Mortgage interest can be tax deductible, but there are several requirements that you need to meet.
Mortgage Interest Deduction Requirements
There are four main requirements you usually need to meet to claim the mortgage interest tax deduction. There are some other things that can come into play in unusual situations, so it never hurts to ask your tax advisor.
The loan generally needs to be to buy, build, or substantially improve your home. That means a home equity loan for debt consolidation purposes will usually not have deductible interest.
Reverse mortgage interest also usually won’t be deductible, since those loans are usually to pay other living expenses.
Buy and build mean exactly what they sound like. You’re either buying an existing home from someone else or hiring a builder.
Substantial improvement means adds to the value of your home, prolongs your home’s useful life, or adapts your home to new uses.
Repairs and maintenance are usually not substantial improvements. For example, getting new kitchen appliances usually won’t qualify for tax benefits.* However, if your home needs major electrical or plumbing work to be able to add modern kitchen appliances, that will probably be a substantial improvement.
*There are sometimes temporary state or federal tax credits related to installing energy-efficient appliances. Ask your tax advisor about current options.
You can normally deduct interest on the first $750,000 of your loan ($375,000 if married filing separately).
The good news if you have a bigger mortgage, is you still get a partial deduction. For example, if you have a $1 million mortgage, you still get to deduct the first $750,000.
If you have multiple mortgages, you get a combined $750,000 limit on all of your loans.
If you have mortgage debt from before 2017, you may qualify for a $1 million limit or higher. Ask your tax advisor what your limits are.
Secured debt means that your loan must be secured by your home. That’s usually the case for most mortgages.

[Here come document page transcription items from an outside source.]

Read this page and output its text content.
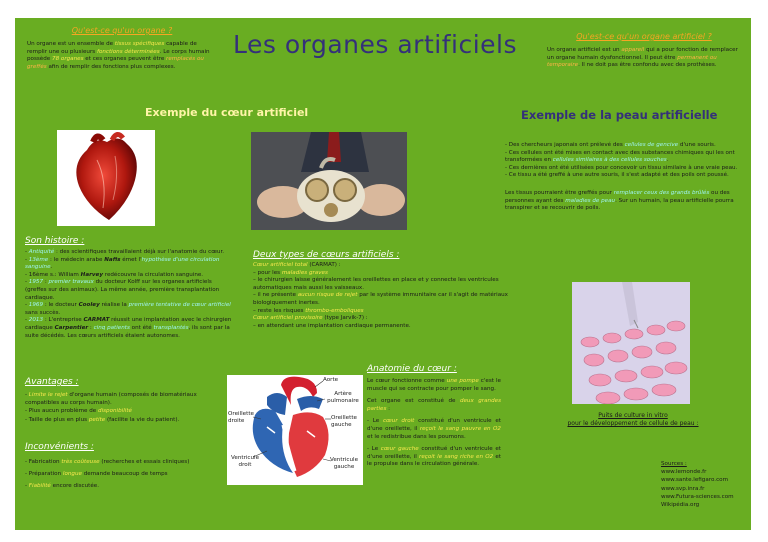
Qu'est-ce qu'un organe ?
Un organe est un ensemble de tissus spécifiques capable de remplir une ou plusieurs fonctions déterminées. Le corps humain possède 78 organes et ces organes peuvent être remplacés ou greffés afin de remplir des fonctions plus complexes.
Les organes artificiels	Qu'est-ce qu'un organe artificiel ?
Un organe artificiel est un appareil qui a pour fonction de remplacer un organe humain dysfonctionnel. Il peut être permanent ou temporaire. Il ne doit pas être confondu avec des prothèses.
Exemple du cœur artificiel	Exemple de la peau artificielle
Son histoire :
- Antiquité : des scientifiques travaillaient déjà sur l'anatomie du cœur.
- 13ème : le médecin arabe Nafis émet l'hypothèse d'une circulation sanguine.
- 16ème s.: William Harvey redécouvre la circulation sanguine.
- 1957 : premier travaux du docteur Kolff sur les organes artificiels (greffes sur des animaux). La même année, première transplantation cardiaque.
- 1969 : le docteur Cooley réalise la première tentative de cœur artificiel sans succès.
- 2013 : L'entreprise CARMAT réussit une implantation avec le chirurgien cardiaque Carpentier : cinq patients ont été transplantés, ils sont par la suite décédés. Les cœurs artificiels étaient autonomes.
Deux types de cœurs artificiels :
Cœur artificiel total (CARMAT) :
– pour les maladies graves
– le chirurgien laisse généralement les oreillettes en place et y connecte les ventricules automatiques mais aussi les vaisseaux.
– il ne présente aucun risque de rejet par le système immunitaire car il s'agit de matériaux biologiquement inertes.
– reste les risques thrombo-emboliques
Cœur artificiel provisoire (type Jarvik-7) :
– en attendant une implantation cardiaque permanente.
Avantages :
- Limite le rejet d'organe humain (composés de biomatériaux compatibles au corps humain).
- Plus aucun problème de disponibilité
- Taille de plus en plus petite (facilite la vie du patient).
Inconvénients :
- Fabrication très coûteuse (recherches et essais cliniques)
- Préparation longue demande beaucoup de temps
- Fiabilité encore discutée.
Aorte
Artère pulmonaire
Oreillette gauche
Oreillette droite
Ventricule droit
Ventricule gauche
Anatomie du cœur :
Le cœur fonctionne comme une pompe c'est le muscle qui se contracte pour pomper le sang.
Cet organe est constitué de deux grandes parties :
- Le cœur droit constitué d'un ventricule et d'une oreillette, il reçoit le sang pauvre en O2 et le redistribue dans les poumons.
- Le cœur gauche constitué d'un ventricule et d'une oreillette, il reçoit le sang riche en O2 et le propulse dans le circulation générale.
- Des chercheurs japonais ont prélevé des cellules de gencive d'une souris.
- Ces cellules ont été mises en contact avec des substances chimiques qui les ont transformées en cellules similaires à des cellules souches.
- Ces dernières ont été utilisées pour concevoir un tissu similaire à une vraie peau.
- Ce tissu a été greffé à une autre souris, il s'est adapté et des poils ont poussé.
Les tissus pourraient être greffés pour remplacer ceux des grands brûlés ou des personnes ayant des maladies de peau. Sur un humain, la peau artificielle pourra transpirer et se recouvrir de poils.
Puits de culture in vitro
pour le développement de cellule de peau :
Sources :
www.lemonde.fr
www.sante.lefigaro.com
www.svp.inra.fr
www.Futura-sciences.com
Wikipédia.org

However, if you took out an unsecured personal loan (such as for renovations), you likely won’t be able to deduct mortgage interest. You can also lose your deduction if you refinance a qualifying mortgage into a non-qualifying loan.
Use of Your Home
To claim the personal mortgage interest deduction, you also need to have a qualifying use of your home. This usually includes the following.
- Your main home where you live most of the time.
- A second home you don’t rent out.
- A second home that you rent out but use for the longer of 14 days per year or 10% of the number of days you had it rented.
If you have more than one second home, you usually need to pick one to be your second home each year. You may be able to change during the year in some situations such as selling your second home or changing how you use your second home.
If you have a rental property that doesn’t qualify for the personal mortgage interest deduction, you may still qualify for landlord tax deductions.
How to Claim the Mortgage Interest Deduction
The mortgage interest deduction is an itemized deduction.
If you have a smaller mortgage or have almost paid off your mortgage, the standard deduction could be bigger than your potential mortgage interest deduction. However, you may also have other possible itemized deductions such as state and local taxes or medical expenses.
You should get a Form 1098 in January showing how much you paid in mortgage interest during the previous year.
Getting a Form 1098 doesn’t mean your interest is automatically deductible. You still have to check the other IRS rules discussed above. Similarly, if you didn’t get a Form 1098 for some reason, you can still qualify for a deduction.
Your itemized deductions go on Schedule A of your tax return. Most tax filing software will ask about potential itemized deductions and then automatically calculate if you save more by taking the standard deduction or itemizing.